Barack Obama e Eric Holder (foto Ap)

Nella Ferguson infuocata sbarca Eric Holder, coscienza razziale di Obama

Nell’universo morale e politico di Obama, Eric Holder rappresenta molte cose: il castigatore dei banchieri, il procuratore inflessibile, uomo di lotta dentro al governo. Soprattutto, Holder è la coscienza razziale di Obama.

New York. Nell’universo morale e politico di Obama, Eric Holder rappresenta molte cose: il castigatore dei banchieri, il procuratore inflessibile, l’amico che ha accesso ai momenti più riservati della vita famigliare, il consigliere fedele, il mastino di colletti bianchi cresciuto alla scuola di legge della Columbia. E’ anche l’unico sopravvissuto al normale ciclo di rimpasti del governo americano, dove le teste rotolano e le targhe sulle porte cambiano con una certa facilità. E’ uomo di lotta dentro al governo. Soprattutto, Holder è la coscienza razziale di Obama. Ci sono cose che un presidente, e soprattutto un presidente nero, non può dire pubblicamente se non a costo di apparire parziale, ancorato a una certa idea di mondo nella quale non tutti gli americani possono riconoscersi. In termini generali (e particolari) il presidente è figura paterna, orientata all’unificazione nazionale, concentrata più su ciò che unisce che su quel che divide, più interessato alla “cura” che alla “ferita”, come Obama ha ripetuto in questi giorni di violenza a Ferguson, nel Missouri, cercando un’intonazione à la Lincoln.

 

E’ tutto scritto nel primo discorso pubblico tenuto da Holder in qualità di procuratore generale: “Anche se la nazione si concepisce orgogliosamente come un meltin’ pot etnico, in materia razziale siamo sempre stati e continuiamo ad essere essenzialmente una nazione di codardi”. Interrogato sull’opportunità della dichiarazione, Obama ha detto che se soltanto l’avesse consultato prima della stesura del discorso il linguaggio sarebbe stato diverso. Ma la sostanza non si discute. La coscienza esplicita ciò che il protocollo giocoforza annacqua.

 

Charles Ogletree, amico storico di Holder e compagno di studi degli Obama ad Harvard la spiega così: “Sulle questioni razziali, Holder è andato più lontano e più in profondità di quanto la Casa Bianca avrebbe desiderato, ma ha il beneplacito del presidente.

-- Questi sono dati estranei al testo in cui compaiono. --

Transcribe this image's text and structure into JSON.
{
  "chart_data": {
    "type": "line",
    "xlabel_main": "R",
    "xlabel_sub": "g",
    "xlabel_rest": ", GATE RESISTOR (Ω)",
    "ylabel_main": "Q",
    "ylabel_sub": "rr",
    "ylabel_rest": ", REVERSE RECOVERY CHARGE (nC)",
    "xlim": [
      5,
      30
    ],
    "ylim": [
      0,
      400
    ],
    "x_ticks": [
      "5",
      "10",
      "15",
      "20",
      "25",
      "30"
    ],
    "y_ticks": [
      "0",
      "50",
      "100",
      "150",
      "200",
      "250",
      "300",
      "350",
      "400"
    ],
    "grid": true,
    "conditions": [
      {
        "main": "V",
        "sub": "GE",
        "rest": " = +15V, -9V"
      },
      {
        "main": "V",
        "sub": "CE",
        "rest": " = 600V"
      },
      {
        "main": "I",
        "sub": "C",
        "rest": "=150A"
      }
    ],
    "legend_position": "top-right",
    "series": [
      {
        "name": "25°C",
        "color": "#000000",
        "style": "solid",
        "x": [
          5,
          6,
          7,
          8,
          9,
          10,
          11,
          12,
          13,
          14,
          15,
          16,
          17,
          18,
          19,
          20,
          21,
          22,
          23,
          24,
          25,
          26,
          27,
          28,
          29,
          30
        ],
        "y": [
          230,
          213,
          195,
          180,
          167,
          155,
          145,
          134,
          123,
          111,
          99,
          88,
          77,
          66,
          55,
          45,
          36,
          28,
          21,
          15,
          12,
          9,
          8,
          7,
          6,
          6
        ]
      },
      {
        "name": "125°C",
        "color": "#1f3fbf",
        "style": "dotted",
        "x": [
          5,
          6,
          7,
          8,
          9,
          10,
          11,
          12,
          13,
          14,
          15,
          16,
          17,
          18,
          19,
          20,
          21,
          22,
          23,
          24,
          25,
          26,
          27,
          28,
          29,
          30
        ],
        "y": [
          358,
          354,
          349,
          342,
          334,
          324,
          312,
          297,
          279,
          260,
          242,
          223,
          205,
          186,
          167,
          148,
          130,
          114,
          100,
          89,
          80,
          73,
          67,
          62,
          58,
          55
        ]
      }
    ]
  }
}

E’ chiaro che Obama e Holder credono nelle stesse cose”. Questo spiega in parte il motivo per cui il procuratore generale non è stato scalzato dalla poltrona anche quando nei corridoi della Casa Bianca il dipartimento di Giustizia è diventato sinonimo di grane, polemiche, grattacapi. Il carcere di Guantanamo è ancora aperto, i terroristi che contiene non saranno processati a Manhattan, i giornalisti vengono indagati e in alcuni casi spiati, le frontiere sono fuori controllo: eppure Holder regge e lotta per conto del presidente. Se necessario battendosi all’ultimo sangue contro la Corte suprema, che per un attimo ha creduto che l’America fosse un po’ meno codarda di come la descrive Holder e ha sollevato alcuni stati del sud dall’obbligo di fornire garanzie sulle operazioni di voto che erano considerate necessarie dopo la fine della segregazione.

 

Inviare la coscienza razziale del presidente a Ferguson ha significati molto più ampi di una semplice indagine. Holder ha fatto molta pressione per “federalizzare” un’inchiesta locale, portandola a livello della coscienza nazionale, e oggi si presenta nel sobborgo di St. Louis anche per portare la carezza del presidente alla minoranza oppressa. Arriva con il bagaglio di imparzialità istituzionale che si addice al ruolo, ma non può strapparsi la pelle di dosso. Sbarca in Missouri mentre l’omicidio di Michael Brown si è frammentato in un mosaico di polemiche in cui la destra a tinte libertarie contrasta l’assurda escalation militare delle forze di polizia, i media “credono di essere partecipanti attivi negli eventi”, come scrive Noah Rothman e nei giornali liberal si sprecano titoli da giustizia di piazza, genere “Arrestatelo!”, di cui l’Huffington Post è fiero pioniere. Ferguson è stato trasformato in un saggio lacrimogeno sull’autocoscienza razziale della “nazione di codardi”. La Casa Bianca non esclude una visita di Obama a Ferguson nelle prossime settimane, ma nel frattempo invia la sua coscienza.